Wednesday, 9th August, 2017 5:07pm

Outcry at heron hung after swallowing angling lure


An experienced local angler has hit out at the "sheer carelessness" that caused the excruciating death of a heron from a local waterway. The heron inadvertently hung itself on a tree in Butlersbridge having become distressed after swallowing a lure and almost five metres of line.

The angler who found the bird asked not be named, but is calling on fellow fishing enthusiasts to ensure they don't leave tackle and other equipment behind.
The man was called to help retrieve the lifeless body of the heron from a neighbour's tree. The bird was rearing fledgling chicks in a nest close to the Annalee River flowing through Butlersbridge. 
"It had swallowed the fishing line and tackle," the man told The Anglo-Celt. "There was about five-metres of line to it and it had obviously flown into a tree, where the line wrapped around its neck and it got hung on a branch. It must've been a terrible death."
The angler who fishes and regularly walks the banks of Annalee says he took great joy in seeing the herons nesting nearby. He suspects the dead heron was attempting to find food for its young when swallowing the lure and line, and that two chicks now left behind are being cared for by the remaining parent bird.
"I used to see it every morning on my walks, so it's very sad to see what's happened. What annoys me is the sheer carelessness. It's simply wrong what's happened. As a fisherman you want to see herons on the bank because it's a great sign that you have a thriving waterway.

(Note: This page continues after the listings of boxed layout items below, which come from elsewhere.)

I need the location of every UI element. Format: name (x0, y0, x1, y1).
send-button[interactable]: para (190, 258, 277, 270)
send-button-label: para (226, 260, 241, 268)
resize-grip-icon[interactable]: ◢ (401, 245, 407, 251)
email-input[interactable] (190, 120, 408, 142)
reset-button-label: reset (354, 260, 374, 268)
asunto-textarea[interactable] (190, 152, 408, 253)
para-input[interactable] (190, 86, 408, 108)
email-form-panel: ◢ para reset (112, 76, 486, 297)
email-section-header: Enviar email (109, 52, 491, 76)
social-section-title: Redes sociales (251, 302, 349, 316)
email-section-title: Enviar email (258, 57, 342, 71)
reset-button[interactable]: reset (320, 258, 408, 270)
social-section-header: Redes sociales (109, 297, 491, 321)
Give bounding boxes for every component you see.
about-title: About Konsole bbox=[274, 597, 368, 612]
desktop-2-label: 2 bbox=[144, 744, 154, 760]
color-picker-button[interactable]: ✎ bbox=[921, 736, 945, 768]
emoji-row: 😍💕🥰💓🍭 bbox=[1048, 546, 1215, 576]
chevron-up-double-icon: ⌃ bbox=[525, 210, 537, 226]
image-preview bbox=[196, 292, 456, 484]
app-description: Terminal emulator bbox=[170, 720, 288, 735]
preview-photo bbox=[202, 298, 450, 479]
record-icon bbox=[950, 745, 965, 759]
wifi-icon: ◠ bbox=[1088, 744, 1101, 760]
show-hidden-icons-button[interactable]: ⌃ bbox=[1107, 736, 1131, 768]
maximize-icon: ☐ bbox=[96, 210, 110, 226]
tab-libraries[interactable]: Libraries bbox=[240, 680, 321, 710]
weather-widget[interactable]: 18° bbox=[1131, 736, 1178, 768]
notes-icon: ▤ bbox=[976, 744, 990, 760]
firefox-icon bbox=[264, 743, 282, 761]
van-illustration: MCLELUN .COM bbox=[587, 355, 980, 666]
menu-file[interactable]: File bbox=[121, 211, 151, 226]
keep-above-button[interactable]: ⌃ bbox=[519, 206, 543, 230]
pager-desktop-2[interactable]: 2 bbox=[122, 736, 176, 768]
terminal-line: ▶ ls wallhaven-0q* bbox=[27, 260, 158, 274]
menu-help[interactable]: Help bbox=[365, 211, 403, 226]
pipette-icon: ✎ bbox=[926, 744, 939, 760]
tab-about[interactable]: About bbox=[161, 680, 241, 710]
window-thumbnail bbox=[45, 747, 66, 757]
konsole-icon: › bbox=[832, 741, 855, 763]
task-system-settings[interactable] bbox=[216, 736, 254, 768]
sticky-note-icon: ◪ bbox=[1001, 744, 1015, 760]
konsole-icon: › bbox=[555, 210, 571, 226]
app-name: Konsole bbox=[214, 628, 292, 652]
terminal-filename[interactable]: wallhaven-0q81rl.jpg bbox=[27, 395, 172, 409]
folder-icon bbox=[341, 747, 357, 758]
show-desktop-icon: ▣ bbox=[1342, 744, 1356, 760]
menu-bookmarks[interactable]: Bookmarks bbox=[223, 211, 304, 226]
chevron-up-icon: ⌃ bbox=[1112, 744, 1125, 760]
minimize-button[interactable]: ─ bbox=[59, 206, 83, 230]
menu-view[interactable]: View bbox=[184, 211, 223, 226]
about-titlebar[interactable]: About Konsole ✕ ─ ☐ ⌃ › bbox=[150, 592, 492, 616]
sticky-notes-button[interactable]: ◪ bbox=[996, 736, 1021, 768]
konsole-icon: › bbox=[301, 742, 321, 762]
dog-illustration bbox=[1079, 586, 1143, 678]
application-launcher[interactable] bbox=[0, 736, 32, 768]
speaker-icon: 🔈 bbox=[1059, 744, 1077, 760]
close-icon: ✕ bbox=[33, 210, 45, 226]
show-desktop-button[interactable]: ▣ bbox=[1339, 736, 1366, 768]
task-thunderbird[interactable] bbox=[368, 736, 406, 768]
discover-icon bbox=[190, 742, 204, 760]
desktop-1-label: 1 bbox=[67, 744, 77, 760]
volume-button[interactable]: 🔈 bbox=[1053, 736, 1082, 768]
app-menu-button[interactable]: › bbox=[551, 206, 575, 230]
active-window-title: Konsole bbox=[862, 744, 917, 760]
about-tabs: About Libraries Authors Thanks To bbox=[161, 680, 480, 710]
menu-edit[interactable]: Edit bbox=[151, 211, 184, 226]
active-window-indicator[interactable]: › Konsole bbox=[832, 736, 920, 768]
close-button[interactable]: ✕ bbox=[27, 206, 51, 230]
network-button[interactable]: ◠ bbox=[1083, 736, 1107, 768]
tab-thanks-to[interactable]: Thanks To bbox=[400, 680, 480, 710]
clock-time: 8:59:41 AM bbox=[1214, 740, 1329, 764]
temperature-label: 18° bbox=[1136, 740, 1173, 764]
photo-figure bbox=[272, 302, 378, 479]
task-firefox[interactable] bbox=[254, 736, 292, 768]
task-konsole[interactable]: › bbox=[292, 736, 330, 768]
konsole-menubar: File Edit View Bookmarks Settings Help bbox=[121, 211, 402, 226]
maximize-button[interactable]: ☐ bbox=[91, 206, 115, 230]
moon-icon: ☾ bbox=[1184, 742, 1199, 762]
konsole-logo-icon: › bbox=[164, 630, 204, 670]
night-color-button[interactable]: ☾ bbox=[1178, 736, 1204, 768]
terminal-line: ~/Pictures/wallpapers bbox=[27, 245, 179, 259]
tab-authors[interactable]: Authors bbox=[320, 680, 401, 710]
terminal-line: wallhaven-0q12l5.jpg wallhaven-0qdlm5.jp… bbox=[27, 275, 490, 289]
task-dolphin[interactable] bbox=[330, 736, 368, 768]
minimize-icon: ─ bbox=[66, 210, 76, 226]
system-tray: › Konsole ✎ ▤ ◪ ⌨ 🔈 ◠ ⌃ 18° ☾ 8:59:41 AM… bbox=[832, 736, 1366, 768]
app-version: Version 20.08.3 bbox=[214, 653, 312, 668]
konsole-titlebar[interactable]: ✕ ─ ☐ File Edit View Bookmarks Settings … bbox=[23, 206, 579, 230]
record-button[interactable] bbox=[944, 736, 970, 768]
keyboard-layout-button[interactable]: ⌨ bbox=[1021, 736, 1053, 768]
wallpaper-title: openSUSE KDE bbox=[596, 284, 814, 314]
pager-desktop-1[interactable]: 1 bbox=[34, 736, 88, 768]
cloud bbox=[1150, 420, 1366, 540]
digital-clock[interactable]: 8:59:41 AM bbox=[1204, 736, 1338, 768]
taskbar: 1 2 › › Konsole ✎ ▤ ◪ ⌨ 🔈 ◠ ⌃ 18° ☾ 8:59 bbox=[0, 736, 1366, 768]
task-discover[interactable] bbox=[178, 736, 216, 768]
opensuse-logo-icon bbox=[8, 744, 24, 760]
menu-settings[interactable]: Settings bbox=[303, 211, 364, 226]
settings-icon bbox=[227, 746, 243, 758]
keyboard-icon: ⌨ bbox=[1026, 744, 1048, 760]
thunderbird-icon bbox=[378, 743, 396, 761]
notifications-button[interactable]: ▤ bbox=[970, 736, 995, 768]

Those herons have been nesting there for years. It's just so bloody careless."


Birds such as the heron are protected, and are found in the same wetland habitats during the winter as in the breeding season.
Heather Bothwell of Birdwatch Ireland echoed the calls for more to be done to educate anglers of the dangers of leaving tackle and other equipment lying around banks, but says she isn't surprised to hear of such incidents.
"There are very few birds that aren't protected, so they are protected, totally," Ms Bothwell, who has in the past been sent photographs of other birds and wildlife in similar difficulties, from swans to bats, stated.
"This sort of issue has been going on back to the 1980s, and in effect it is down to inexperience a lot of the time, where anglers faced with a snag will leave the line behind. So the education has to be better. It is down to more experienced anglers to lead the way in that regard," she adds.